Here, the equation (8) is a multiple regression equation of the body fluid amount TBW obtained as a result of conducting the sample survey in advance for a large number of subjects, and the constant a_Three, B_Three, C_Three, D_ThreeShows the body fluid amount TBW measured by DXA as W, H²Ye, H²This is obtained by performing multiple regression analysis with three explanatory variables of Yi.
[0040]
[Equation 8]
TBW = a_ThreeW + b_ThreeH²Ye + c_ThreeH²Yi + d_Three... (8)
TBW: Body fluid volume [kg]
W: Subject's weight [kg]
H: Subject's height [cm]
Ye: Reciprocal of extracellular fluid resistance [1 / Ω]
Yi: Reciprocal of intracellular fluid resistance [1 / Ω]
a_Three, B_Three, C_Three, D_Three:constant
[0041]
The body fluid amount-lean body weight ratio calculation subprogram describes a procedure for causing the CPU 10 to calculate the subject body fluid volume-lean body weight ratio (TBW / LBM).
The body fluid amount deviation calculation subprogram includes a body fluid amount-lean body weight ratio (TBW / LBM) and a normal body fluid amount-lean body weight ratio (TBW)._s/ LBM_sDescribes a procedure for calculating a body fluid amount deviation ΔTBW (equation (9)) given by multiplying the body fluid amount-lean body weight ratio deviation Δ (TBW / LBM) by the lean body weight LBM. .
[0042]
[Equation 9]
ΔTBW = LBM {(TBW / LBM) − (TBWs / LBMs)} (9)
[0043]
The data area of the RAM 12 includes, for example, a bioelectrical impedance storage area for storing the bioelectrical impedance of the subject obtained by a bioelectrical impedance calculation subprogram or the like for each frequency, and the height and height of the subject input via the keyboard 8. A height / weight data storage area for storing weight data and the like, a body fat storage area for storing numerical values such as the body fat ratio obtained by the body fat ratio estimation subprogram, and the like are set.
[0044]
Under the control of various processing programs stored in the ROM 11, the CPU 10 sequentially executes a process of estimating the subject's lean body mass LBM, fat body weight FAT, body fluid amount TBW, and the like using the RAM 12.

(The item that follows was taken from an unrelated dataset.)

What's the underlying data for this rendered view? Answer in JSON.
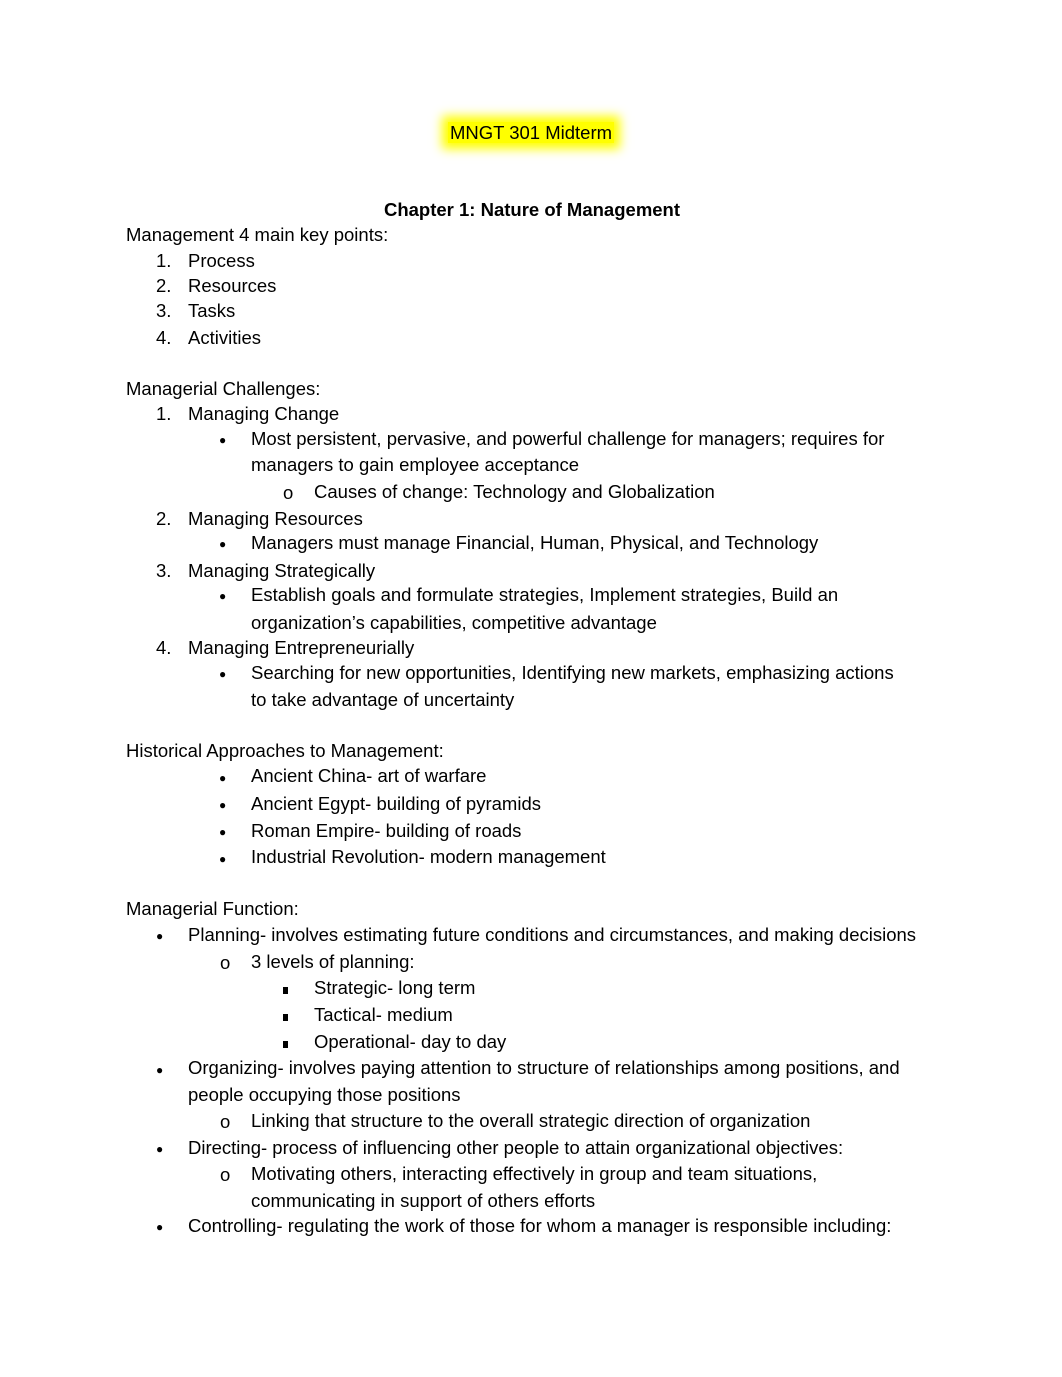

The display device 9 is composed of, for example, a liquid crystal display panel capable of color display, and includes input data from the keyboard 8 and calculation results of the CPU 10, for example, a trend graph regarding a body fluid amount-lean body weight ratio, body fluid amount deviation, body fat. Rate, impedance trajectory (see FIGS. 9A and 9B), extracellular fluid resistance, intracellular fluid resistance, height / weight of the subject, and the like are displayed.
[0045]
Next, the operation of this example will be described.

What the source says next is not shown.